My Iraqi friends turned out to have been all too right in their depressing prognosis: the killing of Iranian General Qassem Soleimani by a US drone at Baghdad airport is an act of escalation by President Donald Trump that ensures that Iraq faces a violent future. It may not lead to a full-scale military conflict, but Iraq will be the political and military arena where the US-Iranian rivalry will be fought out. The Iranians and their Iraqi allies may or may not carry out some immediate retaliatory act against the US, but their most important counter-stroke will be to pressure the Iraqi government, parliament and security forces into pushing the US entirely out of Iraq.


I was speaking to my pessimistic friend in Baghdad in late September in what turned out to be the last peaceable days before violence returned to Iraq. I interviewed a number of paramilitary commanders from the Hashd al-Shaabi, the popular mobilisation forces, who all claimed that the US and Israel were escalating attacks on them inside the country. I wondered how much of this was paranoia.

9月下旬,我在巴格达对我悲观的朋友说,这是暴力重返伊拉克前最后一个和平的日子。我采访了一些来自哈什德沙比(Hashd al-Shaabi)的准军事指挥官,他们都声称因为美国和以色列不断升级对他们的攻击。我想知道这有多偏执。

I spoke to Abu Alaa al-Walai, the leader of Kata’ib Sayyid al Shuhada, a splinter group of Kata’ib Hezbollah, one of whose camps had been destroyed by a drone attack in August. He said that 50 tonnes of weapons and ammunition had been blown up, blaming the Israelis and the Americans acting in concert. Asked if his men would attack US forces in Iraq in the event of a US-Iran war, he said: “Absolutely yes.” Later I visited the camp, called al-Saqr, on the outskirts of Baghdad where a massive explosion had gutted sheds and littered the burned-out compound with shattered pieces of equipment.

caipiao.xunlei.com_【官方首页】-迅雷彩票我采访了卡塔伊布·赛义德·舒哈达(Kata''ib Sayyid al-Shuhada)的领导人阿布·阿拉·瓦莱(Abu al a a al-Walai),这是卡塔伊布真主党的一个分裂组织,8月份的一次无人机袭击摧毁了其中一个营地。他说,50吨武器弹药被炸毁,归咎于以色列和美国的一致行动。当被问及他的手下是否会在美伊战争中袭击驻伊美军时,他说:“绝对会的。”后来我访问了巴格达郊区的一个名为al-Saqr的营地,那里刚发生了大规模爆炸,棚屋被炸毁,烧毁的院落里散落着破碎的设备碎片。

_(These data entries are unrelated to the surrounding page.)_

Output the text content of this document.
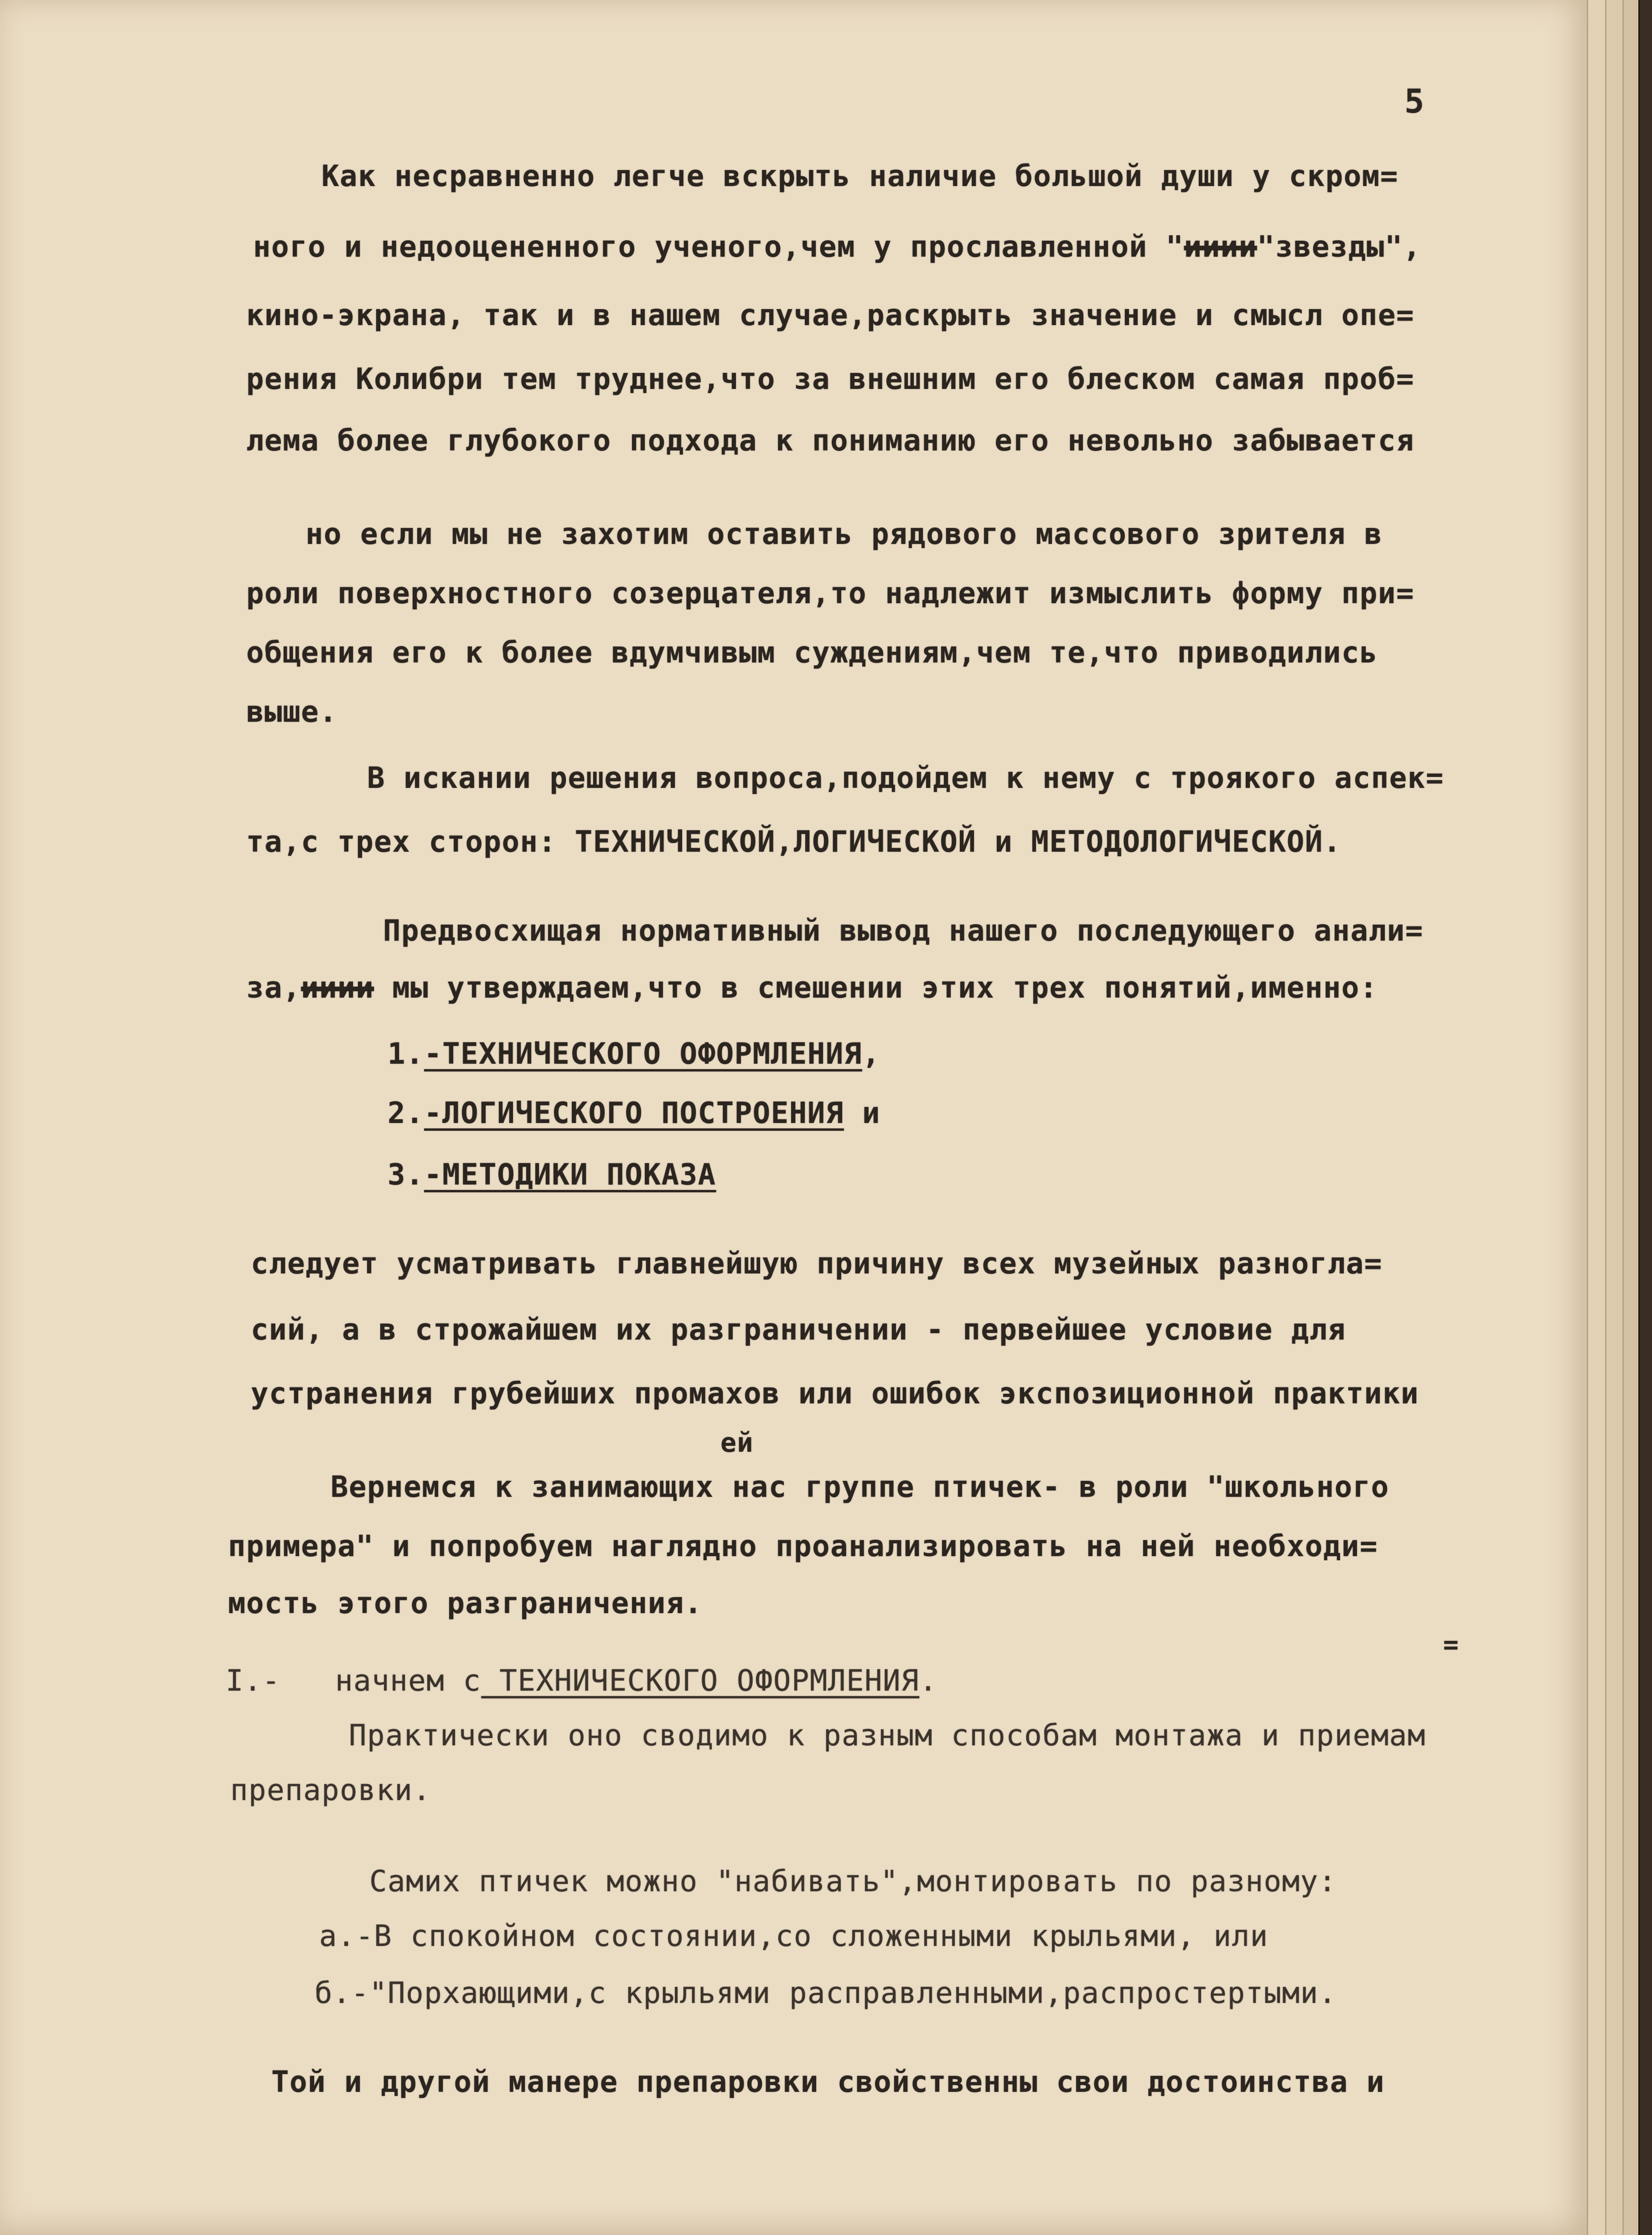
5
Как несравненно легче вскрыть наличие большой души у скром=
ного и недооцененного ученого,чем у прославленной "ииии"звезды",
кино-экрана, так и в нашем случае,раскрыть значение и смысл опе=
рения Колибри тем труднее,что за внешним его блеском самая проб=
лема более глубокого подхода к пониманию его невольно забывается
но если мы не захотим оставить рядового массового зрителя в
роли поверхностного созерцателя,то надлежит измыслить форму при=
общения его к более вдумчивым суждениям,чем те,что приводились
выше.
В искании решения вопроса,подойдем к нему с троякого аспек=
та,с трех сторон: ТЕХНИЧЕСКОЙ,ЛОГИЧЕСКОЙ и МЕТОДОЛОГИЧЕСКОЙ.
Предвосхищая нормативный вывод нашего последующего анали=
за,ииии мы утверждаем,что в смешении этих трех понятий,именно:
1.-ТЕХНИЧЕСКОГО ОФОРМЛЕНИЯ,
2.-ЛОГИЧЕСКОГО ПОСТРОЕНИЯ и
3.-МЕТОДИКИ ПОКАЗА
следует усматривать главнейшую причину всех музейных разногла=
сий, а в строжайшем их разграничении - первейшее условие для
устранения грубейших промахов или ошибок экспозиционной практики
ей
Вернемся к занимающих нас группе птичек- в роли "школьного
примера" и попробуем наглядно проанализировать на ней необходи=
мость этого разграничения.
I.- начнем с ТЕХНИЧЕСКОГО ОФОРМЛЕНИЯ.
=
Практически оно сводимо к разным способам монтажа и приемам
препаровки.
Самих птичек можно "набивать",монтировать по разному:
а.-В спокойном состоянии,со сложенными крыльями, или
б.-"Порхающими,с крыльями расправленными,распростертыми.
Той и другой манере препаровки свойственны свои достоинства и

I saw other pro-Iranian paramilitary leaders at this time. The drone attacks had made them edgy, but I got the impression that they did not really expect a US-Iran war. Qais al-Khazali, the head of Asaib Ahl al-Haq, told me that he did not think there would be a war “because Trump does not want one.” As evidence of this, he pointed to the failure of Trump to retaliate after the drone attack on Saudi oil facilities earlier in September that Washington had been blamed on Iran.

当时我看到了其他亲伊朗的准军事领导人。无人驾驶飞机的袭击使他们变得紧张,但我得到的印象是,他们并没有真正预料到美伊战争。Asaib Ahl al-Haq的负责人卡伊斯·哈扎利(Qais al-Khazali)告诉我,他认为不会有战争,“因为特朗普不想要战争”。作为这一点的证据,他指出,在9月早些时候无人驾驶飞机袭击沙特石油设施,华盛顿指责是伊朗的责任之后,特朗普没有进行报复。

Wars are reputedly won by generals who make the least mistakes. General Soleimani made a bad mistake over the last three months by turning a modest protest into something close to a mass uprising. Trump may have made an even worse mistake by killing General Soleimani and making Iraq, a place where Iran has far more going for it than the US, the arena in which the rivalry between these two powers will be fought out. I can see now that my friend in Baghdad may well have been right three months ago in suggesting that retirement to Turkey might be the safest option.